15.2 Each of the parties to the agreement agree to give notice immediately to the other upon becoming aware of an Event of Force Majeure, such notice to contain details of the circumstances giving rise to the Event of Force Majeure. If a default due to an Event of Force Majeure shall continue for more than six weeks then the party not in default shall be entitled to terminate the agreement. Neither party shall have any liability to the other in respect of the termination of the agreement as a result of an event of Force Majeure other than Fees incurred prior to the Event of Force Majeure.


16.1 All disputes or differences which shall at any time hereafter arise between CMG and the Client in respect of the construction or effect of the agreement or the rights duties and liabilities of the parties hereunder or any matter or event connected with or arising out of the agreement (a Relevant Event) shall be referred to a jointly-nominated independent third party (the Third Party). In the event that the parties cannot agree on the Third Party, either party may apply to the President of the Law Society of England and Wales to appoint a person to act as the Third Party.

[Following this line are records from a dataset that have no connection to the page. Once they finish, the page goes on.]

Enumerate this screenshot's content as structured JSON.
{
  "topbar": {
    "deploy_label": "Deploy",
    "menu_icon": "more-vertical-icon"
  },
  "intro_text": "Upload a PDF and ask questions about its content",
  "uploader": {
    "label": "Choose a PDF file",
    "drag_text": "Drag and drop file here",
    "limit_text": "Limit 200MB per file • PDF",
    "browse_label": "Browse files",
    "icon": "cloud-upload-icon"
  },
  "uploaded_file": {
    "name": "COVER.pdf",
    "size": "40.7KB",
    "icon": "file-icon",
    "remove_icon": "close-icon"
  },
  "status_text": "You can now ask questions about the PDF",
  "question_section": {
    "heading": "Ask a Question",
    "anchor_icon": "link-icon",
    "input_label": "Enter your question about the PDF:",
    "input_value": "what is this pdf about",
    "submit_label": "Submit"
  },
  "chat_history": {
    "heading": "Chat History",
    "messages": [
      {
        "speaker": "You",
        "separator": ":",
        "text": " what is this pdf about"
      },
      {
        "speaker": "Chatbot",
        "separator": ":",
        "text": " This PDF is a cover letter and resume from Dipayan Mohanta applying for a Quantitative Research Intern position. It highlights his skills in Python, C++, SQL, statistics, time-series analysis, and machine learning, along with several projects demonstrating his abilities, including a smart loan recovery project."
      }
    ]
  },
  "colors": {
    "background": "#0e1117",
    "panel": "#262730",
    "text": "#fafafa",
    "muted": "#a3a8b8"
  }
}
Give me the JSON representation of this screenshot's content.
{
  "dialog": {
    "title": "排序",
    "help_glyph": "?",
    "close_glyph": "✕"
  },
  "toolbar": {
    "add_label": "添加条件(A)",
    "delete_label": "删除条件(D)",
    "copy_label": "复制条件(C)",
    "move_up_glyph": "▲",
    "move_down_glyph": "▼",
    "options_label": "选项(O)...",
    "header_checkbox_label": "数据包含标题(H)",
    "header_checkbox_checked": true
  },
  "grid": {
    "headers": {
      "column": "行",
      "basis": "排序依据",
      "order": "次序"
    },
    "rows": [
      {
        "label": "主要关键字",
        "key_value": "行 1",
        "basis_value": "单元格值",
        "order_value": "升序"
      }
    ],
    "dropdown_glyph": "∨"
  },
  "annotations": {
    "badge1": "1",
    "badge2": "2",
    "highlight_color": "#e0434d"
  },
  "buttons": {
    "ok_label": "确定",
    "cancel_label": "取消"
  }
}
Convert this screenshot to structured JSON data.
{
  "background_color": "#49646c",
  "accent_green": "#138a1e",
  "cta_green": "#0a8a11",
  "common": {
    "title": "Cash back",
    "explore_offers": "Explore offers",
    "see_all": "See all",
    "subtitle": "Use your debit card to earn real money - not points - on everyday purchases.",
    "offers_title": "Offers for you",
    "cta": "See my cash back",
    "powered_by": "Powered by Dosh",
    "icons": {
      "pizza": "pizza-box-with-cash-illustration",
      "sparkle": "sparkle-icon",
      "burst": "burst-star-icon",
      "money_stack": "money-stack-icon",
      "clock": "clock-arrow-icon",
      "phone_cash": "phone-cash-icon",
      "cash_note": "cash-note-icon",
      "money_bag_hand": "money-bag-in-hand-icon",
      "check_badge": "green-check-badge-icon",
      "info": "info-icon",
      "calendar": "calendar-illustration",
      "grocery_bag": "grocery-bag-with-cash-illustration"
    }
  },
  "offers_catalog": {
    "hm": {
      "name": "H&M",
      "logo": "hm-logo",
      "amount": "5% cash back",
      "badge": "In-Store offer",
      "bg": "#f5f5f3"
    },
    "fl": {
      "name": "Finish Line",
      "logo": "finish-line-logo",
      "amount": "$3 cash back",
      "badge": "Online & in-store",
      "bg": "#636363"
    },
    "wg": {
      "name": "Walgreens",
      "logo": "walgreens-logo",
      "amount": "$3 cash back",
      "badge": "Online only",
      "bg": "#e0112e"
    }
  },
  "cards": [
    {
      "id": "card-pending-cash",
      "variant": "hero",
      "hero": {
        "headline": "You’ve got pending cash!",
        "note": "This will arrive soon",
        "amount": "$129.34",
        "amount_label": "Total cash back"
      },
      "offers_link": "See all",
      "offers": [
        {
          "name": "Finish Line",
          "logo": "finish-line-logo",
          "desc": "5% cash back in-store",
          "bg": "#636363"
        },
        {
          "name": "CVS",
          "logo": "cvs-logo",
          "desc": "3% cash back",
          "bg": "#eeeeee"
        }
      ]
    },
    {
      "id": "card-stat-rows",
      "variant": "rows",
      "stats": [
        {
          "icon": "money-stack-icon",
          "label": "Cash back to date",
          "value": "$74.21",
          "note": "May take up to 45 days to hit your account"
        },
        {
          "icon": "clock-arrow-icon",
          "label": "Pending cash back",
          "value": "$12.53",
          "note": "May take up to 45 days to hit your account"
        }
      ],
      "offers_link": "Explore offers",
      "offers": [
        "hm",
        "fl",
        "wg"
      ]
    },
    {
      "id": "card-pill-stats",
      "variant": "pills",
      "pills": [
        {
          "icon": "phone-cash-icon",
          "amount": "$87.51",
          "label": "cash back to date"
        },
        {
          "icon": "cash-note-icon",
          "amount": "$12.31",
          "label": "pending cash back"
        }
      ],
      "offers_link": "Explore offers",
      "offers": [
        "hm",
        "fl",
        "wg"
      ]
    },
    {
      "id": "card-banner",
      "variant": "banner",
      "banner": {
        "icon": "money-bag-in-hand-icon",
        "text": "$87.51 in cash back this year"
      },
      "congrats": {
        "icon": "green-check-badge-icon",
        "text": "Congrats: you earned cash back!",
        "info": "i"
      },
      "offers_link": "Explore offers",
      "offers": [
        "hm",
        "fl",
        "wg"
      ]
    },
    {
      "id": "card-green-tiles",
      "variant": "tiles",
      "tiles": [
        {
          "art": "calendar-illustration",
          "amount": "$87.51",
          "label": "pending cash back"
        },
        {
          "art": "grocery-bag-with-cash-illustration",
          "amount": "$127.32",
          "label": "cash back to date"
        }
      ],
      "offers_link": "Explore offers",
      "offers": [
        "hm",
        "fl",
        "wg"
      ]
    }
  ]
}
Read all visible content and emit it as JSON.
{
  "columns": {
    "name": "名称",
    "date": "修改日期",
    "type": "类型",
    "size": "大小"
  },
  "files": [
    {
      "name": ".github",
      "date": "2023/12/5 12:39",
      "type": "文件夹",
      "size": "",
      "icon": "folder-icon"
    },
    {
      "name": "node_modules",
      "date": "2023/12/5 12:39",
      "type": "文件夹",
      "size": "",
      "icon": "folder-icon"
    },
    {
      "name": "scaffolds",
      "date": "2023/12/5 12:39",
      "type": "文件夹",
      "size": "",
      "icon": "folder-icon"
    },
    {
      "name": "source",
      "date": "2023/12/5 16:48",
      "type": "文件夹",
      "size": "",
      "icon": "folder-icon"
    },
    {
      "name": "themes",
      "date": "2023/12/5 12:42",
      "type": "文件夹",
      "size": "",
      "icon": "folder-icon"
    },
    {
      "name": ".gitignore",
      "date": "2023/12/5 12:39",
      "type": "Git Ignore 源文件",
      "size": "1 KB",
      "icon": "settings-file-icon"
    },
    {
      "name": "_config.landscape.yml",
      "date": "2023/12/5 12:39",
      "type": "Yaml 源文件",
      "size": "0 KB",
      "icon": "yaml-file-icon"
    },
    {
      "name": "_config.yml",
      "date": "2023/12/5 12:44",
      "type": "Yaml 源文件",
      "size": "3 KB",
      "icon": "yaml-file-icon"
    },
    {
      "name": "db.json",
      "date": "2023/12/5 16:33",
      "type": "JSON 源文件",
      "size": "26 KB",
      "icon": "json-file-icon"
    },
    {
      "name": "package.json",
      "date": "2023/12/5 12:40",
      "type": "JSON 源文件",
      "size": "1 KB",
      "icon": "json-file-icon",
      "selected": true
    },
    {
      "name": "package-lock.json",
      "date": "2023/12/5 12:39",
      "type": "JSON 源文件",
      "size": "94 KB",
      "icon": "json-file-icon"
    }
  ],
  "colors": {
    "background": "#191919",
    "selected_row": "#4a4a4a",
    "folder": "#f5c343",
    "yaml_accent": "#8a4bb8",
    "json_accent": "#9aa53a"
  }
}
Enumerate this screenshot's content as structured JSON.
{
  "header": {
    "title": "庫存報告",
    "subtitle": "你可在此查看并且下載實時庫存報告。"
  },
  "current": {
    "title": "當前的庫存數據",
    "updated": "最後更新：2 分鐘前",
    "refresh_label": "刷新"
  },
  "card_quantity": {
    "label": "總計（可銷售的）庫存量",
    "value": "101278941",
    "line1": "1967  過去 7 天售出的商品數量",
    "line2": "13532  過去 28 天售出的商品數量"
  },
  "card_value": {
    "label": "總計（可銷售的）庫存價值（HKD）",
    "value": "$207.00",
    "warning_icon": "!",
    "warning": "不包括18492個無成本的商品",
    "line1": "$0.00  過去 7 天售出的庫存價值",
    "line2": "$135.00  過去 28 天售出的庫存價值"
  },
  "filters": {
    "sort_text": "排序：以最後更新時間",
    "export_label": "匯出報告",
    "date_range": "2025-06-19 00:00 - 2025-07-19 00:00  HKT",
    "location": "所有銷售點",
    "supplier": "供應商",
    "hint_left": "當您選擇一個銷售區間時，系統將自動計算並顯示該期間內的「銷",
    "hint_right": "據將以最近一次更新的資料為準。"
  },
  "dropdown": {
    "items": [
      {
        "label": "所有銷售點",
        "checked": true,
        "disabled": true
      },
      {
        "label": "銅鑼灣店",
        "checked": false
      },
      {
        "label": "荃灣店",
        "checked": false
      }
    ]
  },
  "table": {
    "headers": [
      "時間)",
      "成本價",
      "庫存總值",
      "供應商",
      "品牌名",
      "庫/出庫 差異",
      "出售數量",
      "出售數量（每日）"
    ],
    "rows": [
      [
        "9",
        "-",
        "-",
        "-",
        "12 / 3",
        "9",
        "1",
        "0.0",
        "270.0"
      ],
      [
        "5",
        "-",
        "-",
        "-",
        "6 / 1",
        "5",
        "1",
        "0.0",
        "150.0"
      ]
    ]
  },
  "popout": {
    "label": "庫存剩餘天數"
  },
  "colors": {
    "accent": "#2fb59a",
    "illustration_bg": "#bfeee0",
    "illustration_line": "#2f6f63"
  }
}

16.2 The Third Party shall act as an expert (and not as an arbitrator) whose decision (including as to costs) shall except in the case of manifest error be final and binding upon both parties.


17.1 The agreement represents the whole agreement relating to the subject matter of the agreement and replaces any previous agreement, understanding or arrangement between the parties. Neither party will have any remedy in respect of any untrue statement, unless made fraudulently, upon which it relied in entering the agreement.

17.2 The agreement shall be binding upon and enure for the benefit of the successors in title of the parties hereto.

17.3 The Client may not assign or otherwise transfer any of its rights or obligations under the agreement without the prior written consent of CMG.

17.4 If any provision of the Agreement is void, voidable, illegal or unenforceable it shall be severed from the remaining provisions which shall continue in full force and effect.

17.5 No time or other indulgence allowed or granted by either party to the other shall constitute any waiver of any rights or remedies and remedies shall be cumulative and not exclusive.

17.6 Any notice or other communication hereunder shall be in writing and shall be sufficiently served:

17.6.1 by personal delivery or by pre-paid first class post or by email (such email notice to be confirmed by letter posted within 12 hours) to the other party at its registered office;

17.6.2 any such notice or other document will be deemed to have been served if delivered at the time of delivery, if sent by post upon the expiration of 48 hours after posting and if sent by email at the start of the next working day.

17.7 The Agreement shall be governed and construed in all respects in accordance with English law and the parties irrevocably submit to the exclusive jurisdiction of the courts of England.